Winona father Vincent LaDuke worked as a supporting actor in Hollywood movies while her mother Betty was finishing her studies. When Winona was five, they got separated from each other and her mother became an art instructor in Southern Oregon College at Ashland. Winona’s father reinvented himself and became a new age spiritual leader in 1980s. Notably, Winona earned many awards such as the BIHA Community Service Award in 1997. She was also awarded for Reebok Human Rights Award the following year. Winona had received an honorary doctorate in 2015 from Augsburg College.
Nanyehi, also known as Nancy Ward was born in a Cherokee Wolf tribe in the year 1738. She stood by her husband in the war fought against Creeks in the year 1755, chewing the lead of bullets to provide his husband’s ammunition with sharp edges. When he was shot, Nanyehi grabbed a gun and railed every fellow soldier along with entering the battle herself. The Cherokee won the battle of the day Nanyehi joined the battlefield. The actions of Nanyehi made her popularly known as Ghighau, meaning a beloved woman in English. She held a powerful position in her tribe including duties held by Women’s council and sitting with the Council of Chiefs and treaty talks.
With years, few of the Cherokee showed interest in fighting with the Europeans who gathered in their land. Nanyehi, however, realised that it was difficult to win them and thought that the two cultures i.e. the Native Americans and the Europeans must learn top love together. This made her marry an English man in late 1750s, Bryant Ward. In a treaty conference of 1781, she declared “Our cry is all for peace; let it continue. This peace must last forever.” Looking for peace and harmony did not stop Nanyehi as she recognised the coinciding threats to Cherokee’s territory. In 1817, Nanyehi made a plea which went unsuccessful to stop giving more land. She died in 1822 after spending many years to assist people to learn to change according to the changing world.
Lozen is a famous Native American, a prophet and a warrior of the Chihenne Chiricahua Apache. Chief Victorio is the brother of Lozen who was born in the year 1840. Lozen was born amongst Chihenne band. During an occasion, Victorio has told about her significance in the battle stating, “Lozen is my right hand … strong as a man, braver than most, and cunning in strategy. Lozen is a shield to her people.” The stories and legend behind the name Lozen show that she could use her spiritual powers in the battlefield. She took favours from god to know the exact location of her enemies and how they moved in the battleground.

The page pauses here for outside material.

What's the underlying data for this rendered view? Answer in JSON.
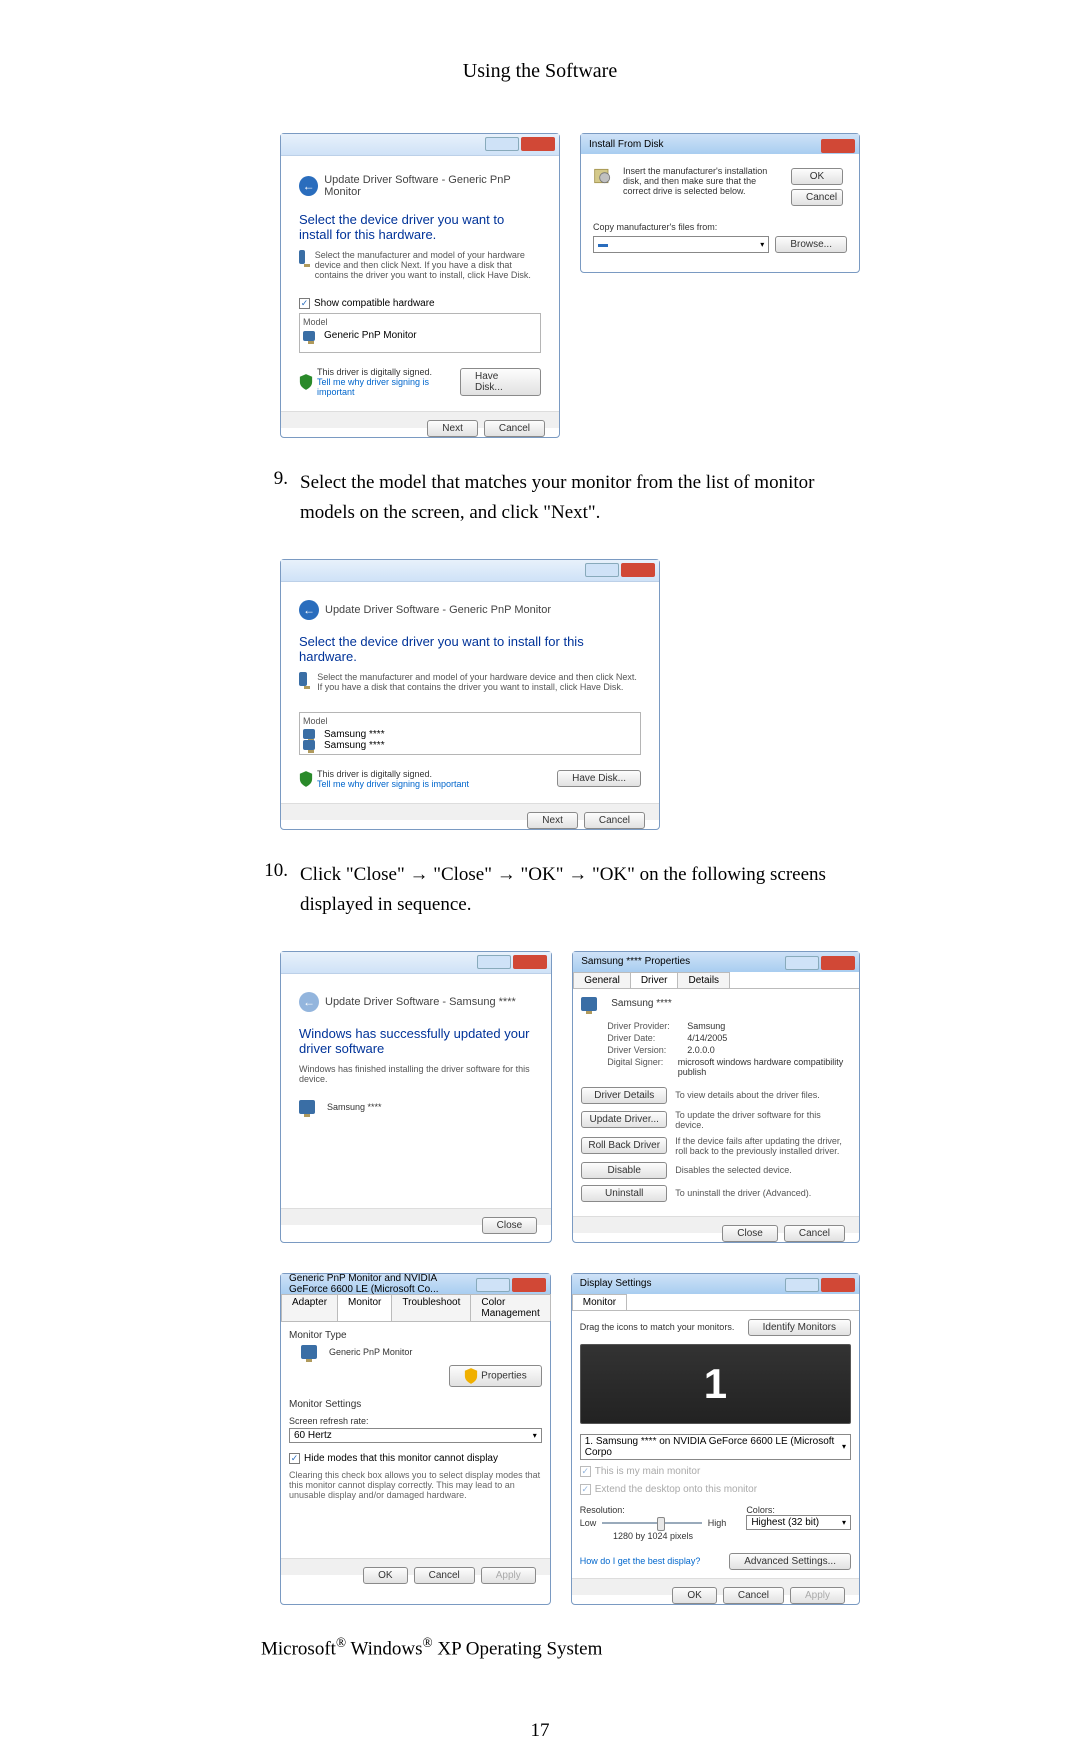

Lozen took part in various fights with her brother in San Carlos Reservation in Arizona. In the battlefield, she assisted women and children to flee from falling into enemy hands and avoided being captured by them. She was one of the most skilful warriors in the Apache and according to Kaywaykla, “She could ride, shoot, and fight like a man; and I think she had more ability in planning military strategy than Victorio did.” Besides fighting for various battles, she had fought together with Geronimo in the Apache Wars.
Dahteste was another woman warrior who had fought Apache wars. She belonged to Choconen clan. Being married and having children never stopped her from taking part in any raiding parties with her first husband named Ahnandia. In her later life, she joined Geronimo together with Lozen. She was a skilled and brave warrior besides being fluent in English.
Although the native American woman, Dahteste rode and fought like Lozen, she was comparatively more sophisticated and carried herself in a more civilised way. sSince Dahteste was fluent in the English language, she became the Apache people translator and served more like a key messenger. She also became a mediator between Geronimo and the US Cavalry besides playing a significant role in the final surrender of Geronimo in 1886.